Meet Rachel Diamond, the new CAISE project manager
Hi everyone! My name is Rachel Diamond. I just moved to Washington, DC from Atlanta, GA, after living there for six years. The first five of those years were spent working on my Ph.D. in neuroscience and animal behavior at Emory University. I’m thrilled to be working at the Center for Advancement of Informal Science Education as the new Project Manager (as of mid-September).
My research involved giving memory tests to nonhuman primates using touchscreen computer systems. My primary (and favorite) research subjects were the orangutans at Zoo Atlanta. Every morning I would bring the touchscreen computer systems to the orangutans before they went outside for the day. Participation was totally voluntary, and the orangutans loved doing the tests on the computers.
Because my research was based at Zoo Atlanta, I had the opportunity to communicate with the public about the research itself and the importance of research generally. We (the research team) worked with Zoo Atlanta’s outreach and education programs to clearly talk about research in zoos and encourage visitors to think about science and conservation.
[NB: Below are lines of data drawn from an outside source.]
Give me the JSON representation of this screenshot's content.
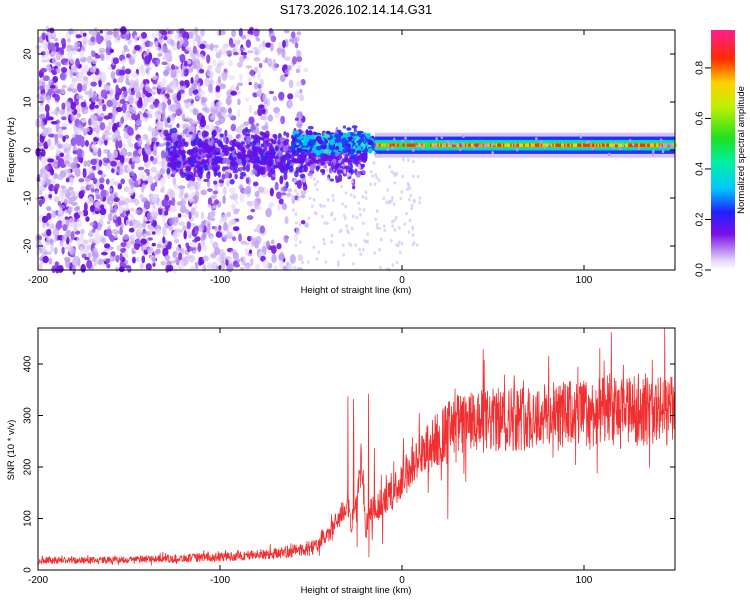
{
  "title": "S173.2026.102.14.14.G31",
  "chart_data": [
    {
      "type": "heatmap",
      "name": "spectrogram",
      "xlabel": "Height of straight line (km)",
      "ylabel": "Frequency (Hz)",
      "xlim": [
        -200,
        150
      ],
      "ylim": [
        -25,
        25
      ],
      "xticks": [
        -200,
        -100,
        0,
        100
      ],
      "yticks": [
        -20,
        -10,
        0,
        10,
        20
      ],
      "colorbar": {
        "label": "Normalized spectral amplitude",
        "range": [
          0.0,
          0.95
        ],
        "ticks": [
          0.0,
          0.2,
          0.4,
          0.6,
          0.8
        ]
      },
      "description_points": {
        "noise_region_x": [
          -200,
          -60
        ],
        "transition_x": [
          -60,
          -15
        ],
        "narrow_line_x": [
          -15,
          150
        ],
        "narrow_line_freq": 1.0
      }
    },
    {
      "type": "line",
      "name": "snr",
      "xlabel": "Height of straight line (km)",
      "ylabel": "SNR (10 * v/v)",
      "xlim": [
        -200,
        150
      ],
      "ylim": [
        0,
        470
      ],
      "xticks": [
        -200,
        -100,
        0,
        100
      ],
      "yticks": [
        0,
        100,
        200,
        300,
        400
      ],
      "color": "#f03030",
      "trend": {
        "x": [
          -200,
          -150,
          -100,
          -70,
          -50,
          -40,
          -35,
          -30,
          -28,
          -25,
          -22,
          -20,
          -18,
          -15,
          -10,
          -5,
          0,
          5,
          10,
          15,
          20,
          25,
          30,
          40,
          50,
          60,
          80,
          100,
          120,
          150
        ],
        "y": [
          18,
          20,
          25,
          32,
          42,
          70,
          100,
          130,
          90,
          120,
          220,
          70,
          110,
          120,
          135,
          150,
          175,
          200,
          215,
          240,
          255,
          270,
          280,
          285,
          290,
          295,
          300,
          305,
          308,
          310
        ]
      }
    }
  ]
}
As a graduate student I led Jane Goodall’s Roots & Shoots program at Emory. With a group of 15 volunteers each year, we brought lessons about sustainability and science to third graders at a local elementary school. We also participated in the Atlanta Science Festival Exploration Expo, where we brought interactive activities designed to spark conversations about sustainability to hundreds of Atlantans of all ages. Dissecting owl pellets was a real crowd pleaser, and it prompted dialog about predator-prey relationships and local wildlife.
I’m deeply committed to making science fun and approachable, and I’m delighted to be working at an organization dedicated to supporting the field of informal STEM education. My first main project is organizing the 2019 NSF Advancing Informal STEM Learning (AISL) Principal Investigator meeting. After that, I look forward to making connections with the people and projects that are a part of the InformalScience.org community. I’m excited to learn about more areas of informal STEM education, and I hope to connect with those of you interested in zoos, sustainability, and conservation.